Massenmord an Tannenbäumen

Unwahrscheinlich, dass die "NZZ"-Kollegin das neue "TAZ"-Feuilleton schon kennt – und doch liest es sich, als bildeten "NZZ" und "TAZ" ein vorweihnachtliches Grusel-Tandem. Die "TAZ" nämlich beschwert sich, halb glossierend, halb ernsthaft, über unseren Massenmord an Tannenbäumen, Zitat: "27 Millionen Bäume werden acht bis zwölf Jahre herangezüchtet, meist in Monokulturen und mit Pestiziden besprüht, um dann zwei Wochen lang in muckelig warmen Buden ihrem endgültigen Ende entgegen zu siechen. Eine Baumleiche im Wohnzimmer, beladen mit Kerzen und Lametta."
Die "TAZ" nennt das den "arborischen Weihnachtshorror" und empfiehlt vom "patenten Kleiderbügel-Drahtbaum bis zur pfiffigen Leitervariante" Alternativen. Zudem stünden in deutschen Haushalten genug Grünpflanzen herum, denen sich ein Weihnachtsengel aufstecken ließe.

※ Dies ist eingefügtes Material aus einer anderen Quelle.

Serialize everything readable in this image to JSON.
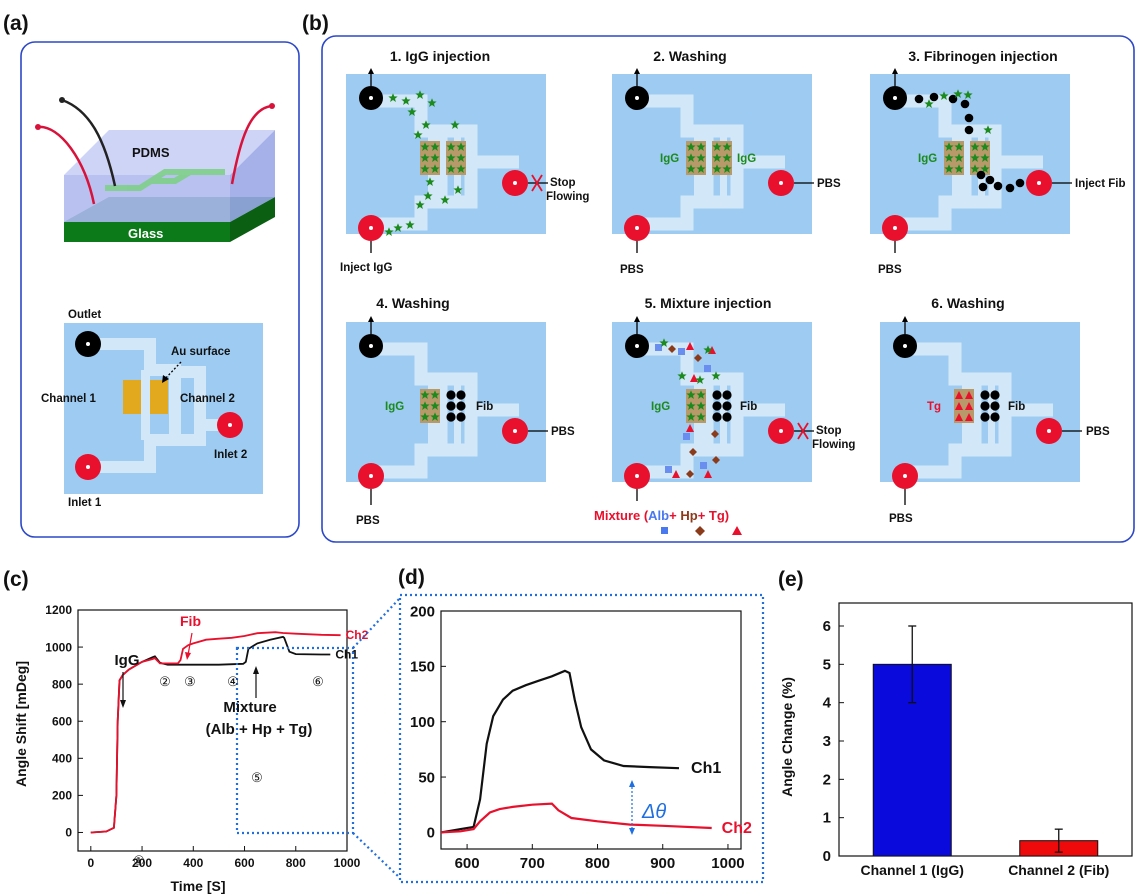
{
  "panels": {
    "a": {
      "label": "(a)",
      "device": {
        "pdms": "PDMS",
        "glass": "Glass"
      },
      "layout": {
        "outlet": "Outlet",
        "au_surface": "Au surface",
        "channel1": "Channel 1",
        "channel2": "Channel 2",
        "inlet1": "Inlet 1",
        "inlet2": "Inlet 2"
      }
    },
    "b": {
      "label": "(b)",
      "steps": [
        {
          "title": "1. IgG injection",
          "inlet_label": "Inject IgG",
          "right_label_1": "Stop",
          "right_label_2": "Flowing"
        },
        {
          "title": "2. Washing",
          "inlet_label": "PBS",
          "right_label": "PBS",
          "ch1": "IgG",
          "ch2": "IgG"
        },
        {
          "title": "3. Fibrinogen injection",
          "inlet_label": "PBS",
          "right_label": "Inject Fib",
          "ch1": "IgG"
        },
        {
          "title": "4. Washing",
          "inlet_label": "PBS",
          "right_label": "PBS",
          "ch1": "IgG",
          "ch2": "Fib"
        },
        {
          "title": "5. Mixture injection",
          "right_label_1": "Stop",
          "right_label_2": "Flowing",
          "ch1": "IgG",
          "ch2": "Fib"
        },
        {
          "title": "6. Washing",
          "inlet_label": "PBS",
          "right_label": "PBS",
          "ch1": "Tg",
          "ch2": "Fib"
        }
      ],
      "mixture": {
        "prefix": "Mixture (",
        "alb": "Alb",
        "plus1": "+ ",
        "hp": "Hp",
        "plus2": "+ ",
        "tg": "Tg",
        "suffix": ")"
      }
    },
    "c": {
      "label": "(c)"
    },
    "d": {
      "label": "(d)"
    },
    "e": {
      "label": "(e)"
    }
  },
  "colors": {
    "pink_red": "#e8102c",
    "channel_blue": "#9dcbf2",
    "frame_blue": "#2c48c8",
    "dotted_blue": "#1f6fe0",
    "bar_blue": "#0a0adc",
    "bar_red": "#ee0a0a",
    "igg_green": "#1d8a1d"
  },
  "chart_data": [
    {
      "id": "c",
      "type": "line",
      "xlabel": "Time [S]",
      "ylabel": "Angle Shift [mDeg]",
      "xlim": [
        -50,
        1000
      ],
      "ylim": [
        -100,
        1200
      ],
      "xticks": [
        0,
        200,
        400,
        600,
        800,
        1000
      ],
      "yticks": [
        0,
        200,
        400,
        600,
        800,
        1000,
        1200
      ],
      "series": [
        {
          "name": "Ch1",
          "color": "#111111",
          "x": [
            0,
            60,
            90,
            100,
            105,
            112,
            125,
            150,
            200,
            240,
            250,
            270,
            300,
            400,
            500,
            595,
            605,
            615,
            650,
            700,
            750,
            755,
            775,
            800,
            900,
            935
          ],
          "y": [
            0,
            5,
            25,
            200,
            600,
            820,
            850,
            880,
            920,
            945,
            950,
            915,
            905,
            905,
            905,
            910,
            920,
            990,
            1020,
            1040,
            1055,
            1050,
            975,
            962,
            960,
            960
          ]
        },
        {
          "name": "Ch2",
          "color": "#e8102c",
          "x": [
            0,
            60,
            90,
            100,
            105,
            112,
            125,
            150,
            200,
            240,
            250,
            270,
            340,
            350,
            360,
            380,
            400,
            450,
            500,
            550,
            600,
            650,
            720,
            750,
            800,
            900,
            975
          ],
          "y": [
            0,
            5,
            25,
            200,
            600,
            820,
            850,
            880,
            920,
            935,
            940,
            912,
            912,
            930,
            990,
            1010,
            1020,
            1040,
            1045,
            1050,
            1060,
            1075,
            1080,
            1076,
            1072,
            1066,
            1064
          ]
        }
      ],
      "annotations": {
        "igg": "IgG",
        "fib": "Fib",
        "mixture": "Mixture",
        "mixture_parts": "(Alb + Hp + Tg)",
        "steps": [
          "①",
          "②",
          "③",
          "④",
          "⑤",
          "⑥"
        ]
      }
    },
    {
      "id": "d",
      "type": "line",
      "xlim": [
        560,
        1020
      ],
      "ylim": [
        -15,
        200
      ],
      "xticks": [
        600,
        700,
        800,
        900,
        1000
      ],
      "yticks": [
        0,
        50,
        100,
        150,
        200
      ],
      "series": [
        {
          "name": "Ch1",
          "color": "#111111",
          "x": [
            560,
            590,
            610,
            620,
            630,
            640,
            655,
            670,
            690,
            710,
            730,
            750,
            757,
            765,
            775,
            790,
            810,
            840,
            880,
            925
          ],
          "y": [
            0,
            3,
            5,
            30,
            80,
            105,
            120,
            128,
            133,
            137,
            141,
            146,
            144,
            120,
            95,
            75,
            65,
            60,
            59,
            58
          ]
        },
        {
          "name": "Ch2",
          "color": "#e8102c",
          "x": [
            560,
            590,
            610,
            620,
            635,
            650,
            670,
            700,
            730,
            740,
            760,
            800,
            850,
            900,
            975
          ],
          "y": [
            0,
            1,
            3,
            10,
            18,
            21,
            23,
            25,
            26,
            20,
            13,
            10,
            7,
            6,
            4
          ]
        }
      ],
      "annotations": {
        "delta": "Δθ"
      }
    },
    {
      "id": "e",
      "type": "bar",
      "categories": [
        "Channel 1 (IgG)",
        "Channel 2 (Fib)"
      ],
      "values": [
        5.0,
        0.4
      ],
      "errors": [
        1.0,
        0.3
      ],
      "colors": [
        "#0a0adc",
        "#ee0a0a"
      ],
      "ylabel": "Angle Change (%)",
      "ylim": [
        0,
        6.6
      ],
      "yticks": [
        0,
        1,
        2,
        3,
        4,
        5,
        6
      ]
    }
  ]
}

Dann vielleicht doch besser Christrose statt Baum. Die ist zwar giftig, war aber schon den alten Griechen bekannt als "probates Mittel gegen Wahnsinn, Schwachsinn und Epilepsie", als ein Medikament gegen die "Unwesentlichkeit des Hirnes". Das steht nun wieder in der "FAZ". Und den möglicherweise aus Baumschredder hervorsprießenden neuen Büchern, die die "NZZ" befürchtet, könnte man ja auch mit der elektronischen Alternative begegnen – muss man aber nicht.